Luhan, sabah uyandığında Kai'nin göğsünde yatıyordu. Esmer olanın göğsü yumuşak ve rahattı ancak sarışın çocuk buna rağmen çok yorgun hissediyordu. Tıpkı milyonlarca kırık deniz kabuğunun üstünde yatıyormuş yada okuldaki spor salonunda tam 2 saat boyunca koşmuş gibi. Mutluydu ancak yorgundu.
Parmaklarını esmer göğüste gezdirip hafifçe yutkunurken parmak uçlarının altındaki ten titremişti.
''Günaydın,'' dedi Luhan yanındaki bedenin uykusundan sıyrıldığını anlayarak.
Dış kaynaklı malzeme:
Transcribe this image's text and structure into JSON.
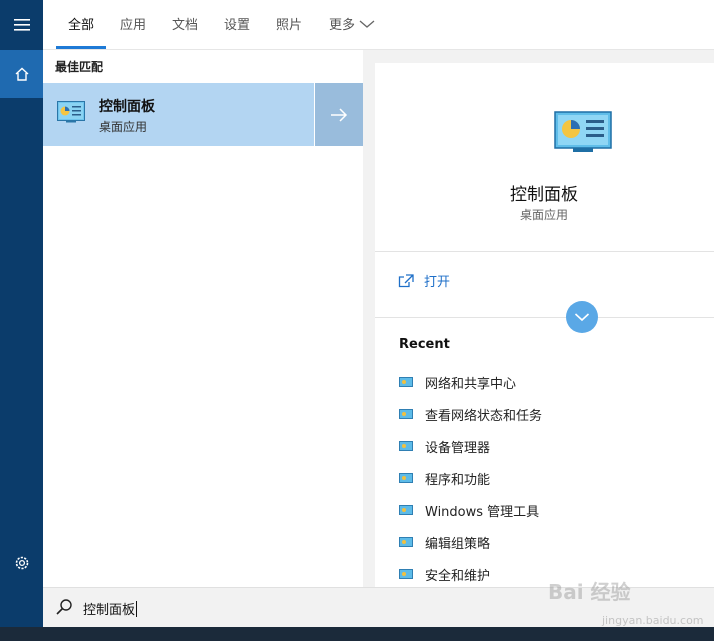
{
  "tabs": [
    {
      "label": "全部"
    },
    {
      "label": "应用"
    },
    {
      "label": "文档"
    },
    {
      "label": "设置"
    },
    {
      "label": "照片"
    },
    {
      "label": "更多"
    }
  ],
  "results": {
    "section_title": "最佳匹配",
    "best_match": {
      "name": "控制面板",
      "subtitle": "桌面应用"
    }
  },
  "preview": {
    "title": "控制面板",
    "subtitle": "桌面应用",
    "open_label": "打开",
    "recent_title": "Recent",
    "recent_items": [
      "网络和共享中心",
      "查看网络状态和任务",
      "设备管理器",
      "程序和功能",
      "Windows 管理工具",
      "编辑组策略",
      "安全和维护"
    ]
  },
  "search": {
    "query": "控制面板"
  },
  "watermark": {
    "logo": "Bai 经验",
    "sub": "jingyan.baidu.com"
  },
  "colors": {
    "rail": "#0b3c6b",
    "rail_active": "#1f6ab0",
    "accent": "#1e7ad6",
    "selected": "#b3d5f2"
  }
}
Esmer yüzün dudakları hafifçe yukarı kıvrılmıştı, gülümsüyordu.
Kai ve Luhan yaklaşık 4 gündür okula gitmiyorlardı, yani Luhan'ın bardan sarhoş döndüğü geceden ve seviştikleri andan beri. O günden beri evden çıkmamışlardı ve yaptıkları tek şey yemek yemek, uyumak, tuvalete ve banyoya girmek ve bir de tabii ki de birbirlerini tatmin etmekti.
Kai vücudunu yan çevirip, gülümsemeye devam ederken küçük çocuğun yüzünü okşadı ve yumuşak dudaklarıyla onun dudaklarına bir öpücük kondurdu.
Parmakları sarı saçları nazikçe okşarken Luhan da burnunu onun burnuna sürtüyordu. İkisinin de şu anki görüntüsü, Luhan'ın kişiliğine ters düşecek bir şekilde tatlıydı.
''Günaydın Luhan,'' dedi Kai boğuk sesiyle, Luhan'ın ipeksi saçlarını okşamaya devam ederken.
Sarışın çocuk nazikçe gülümsedi.
''Bugünkü planımız nedir?'' diye sordu esmer olan parmaklarını miniğin kafasından beline doğru kaydırarak.
''Bilmem,'' dedi Luhan, ''Sen ne istersen onu yapmak istiyorum.''
Kai kıkırdadı. Luhan, gitgide gerçek kişiliğini göstermeye başlıyordu. Tatlı, masum, sevimli ve sevgiye muhtaç bir tipi vardı çocuğun. Kai, onun bu açlığını gidermeye kararlıydı.
''İlişkimize başladığımız andan bile önce istediğim bir şey vardı...'' dedi esmer çocuk parmaklarını nazik hareketlerle beyaz tende dolaştırırken, ''Beraber randevuya gitmek istiyorum. Tıpkı normal çiftler gibi.'' Kai kocaman gülümsedi.
Luhan şaşkın bir şekilde gözlerini kırptı. ''Randevu?''
''Evet,'' dedi Kai, ''Ama bizimkinin pek normal bir randevu olacağını sanmıyorum aslında.'' Çocuk uzun parmağını Luhan'ın Sakura yapraklarına benzeyen gezdirdi.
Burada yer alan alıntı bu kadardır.